The holidays are a time when, more often than not, you come together with family and loved ones. Some of these people are young and impressionable, while others are older and already impressed upon. If you’re anything like me — a 20-something female from a white family — you have probably come back home for the holidays and heard your loved ones say some not-so-woke things. If you’re also like me, you may have gotten into some heated arguments with family members regarding said “un-woke” comments.
Maybe you’ve unintentionally made your mom cry while trying to explain white privilege. Maybe you’ve cried yourself trying to explain and re-explain and re-explain again the realities of rape culture, or the violence perpetuated toward black and brown bodies in this country on a daily basis. Who’s to say?
Sure, it can feel stressful as white folks to be confronted with our own privileges — rarely does society demand we confront them. Which, in and of itself, is a privilege. Non-white women, immigrants, LGBTQ folks and Muslims are fielding that stress on the daily by simply existing. For those of us trying to stay woke, it can be tempting to avoid this stress by skirting those difficult conversations with our families. We can perform wokeness on our college campuses or in our already like-minded friend groups, but when it comes to getting real with Mom and Dad, we shut down and stay quiet… yet another exercise of privilege.
Our current historical and political climate demands we be anything but silent when it comes to addressing oppression. This means some of our most potent interpersonal activism can come from direct conversations with those we are closest to. Yes, that even means at the family dinner table!
Talking with our families about problematic rhetoric or behavior is one of many ways we can work toward undoing the structures of whiteness, patriarchy and heteronormativity — with a hope of alleviating even a fraction of the burden that marginalized communities carry.
Below are a list of guidelines to help you with the task of woke-ifying your family this holiday season.
Coming prepared means staying informed and doing some thorough self-education. Try role-playing potential arguments in your head to practice how you will address certain comments, delve into alternative news resources instead of consuming only media propagated by massive, monetarily incentivized corporations and then study those articles a few times over, making sure you look at the topic from all sides of the spectrum. Taking time out of your day to learn is an essential part of the work.
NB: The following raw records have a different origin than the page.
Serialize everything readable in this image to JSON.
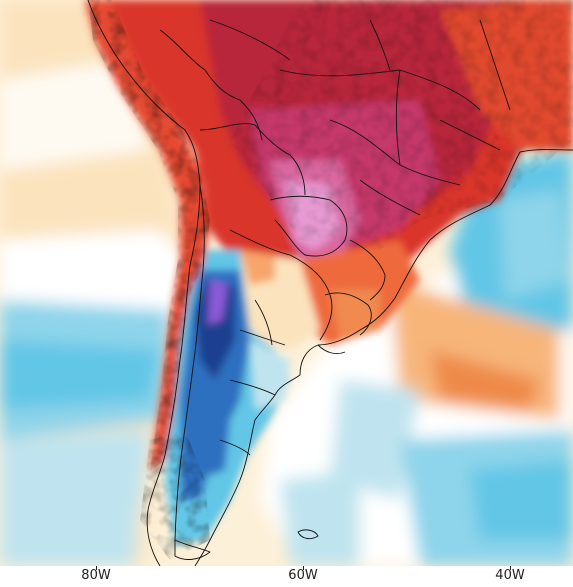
{
  "map": {
    "projection": "lat-lon",
    "layers": [
      "temperature-anomaly-field",
      "country-borders",
      "state-borders",
      "coastline"
    ],
    "colors": {
      "very_warm": "#c5386b",
      "hot": "#d9352a",
      "warm": "#ee6a3c",
      "mild_warm": "#f7a56b",
      "slightly_warm": "#fcd7a4",
      "neutral": "#ffffff",
      "slightly_cool": "#bfe4ef",
      "cool": "#62c6e6",
      "cold": "#2f6fc0",
      "very_cold": "#1a3f8f",
      "extreme_cold": "#8c5ad8",
      "extreme_hot": "#e79ad2",
      "border": "#111111"
    }
  },
  "x_axis": {
    "ticks": [
      {
        "label": "80W",
        "lon": -80
      },
      {
        "label": "60W",
        "lon": -60
      },
      {
        "label": "40W",
        "lon": -40
      }
    ]
  }
}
It is uncomfortable and unfamiliar to come out on the offense against your family, but this is actually where you have an advantage. Instead of a stranger reminding your mom that this country was founded off of slave labor and that this inherently means everyone does not, in fact, have equal opportunities — it’s you doing the reminding! Your mom both knows and loves you, and probably trusts you more than a stranger. She may feel like you are personally attacking her initially, but in the long run, she will be more prepared to process it because this new way of thinking is coming from you. This is why it’s best to be as frank and firm as possible when discussing hegemonic power structures with your family. Treading lightly isn’t disruptive enough to cause change. I’m telling you this now: you may have to fight with your family. I’m also telling you this: yourself, your family, and the rest of the world will be better for it.
It is impossible that you will get your loved ones to unlearn racist, xenophobic, sexist, homophobic and transphobic micro-aggressions over one meal. For one, you’re probably still unlearning them yourself. Unlearning any type of harmful behavior or thought pattern is a long-term (if not unending) process for everyone (of which, you and I are no exception). We must undo lifetimes of being conditioned to think, see and act a particular way that require restructuring. For some, this also means learning the nuances of an entirely new vocabulary. The point is to do the work, and to keep doing it over and over. And remember, be patient!
Realize Thou Art Not the Wokest in the Land
This guideline goes hand in hand with coming prepared. If you feel like you are not properly explaining a concept, issue or term clearly to your audience, it’s time to step back and remember where you learned it. Structurally oppressed groups have been writing prolifically on their lived experiences for decades, and the hope is that you’ve done your homework. Yield to the primary resources. Direct your curious teenage cousin or your interest-piqued aunt to the progenitors of the information you’ve been navigating yourself. Your loved ones need you to lead them to the water… you must show them the maps drawn by those who have laid the land, dug the well, and then, graciously shared both.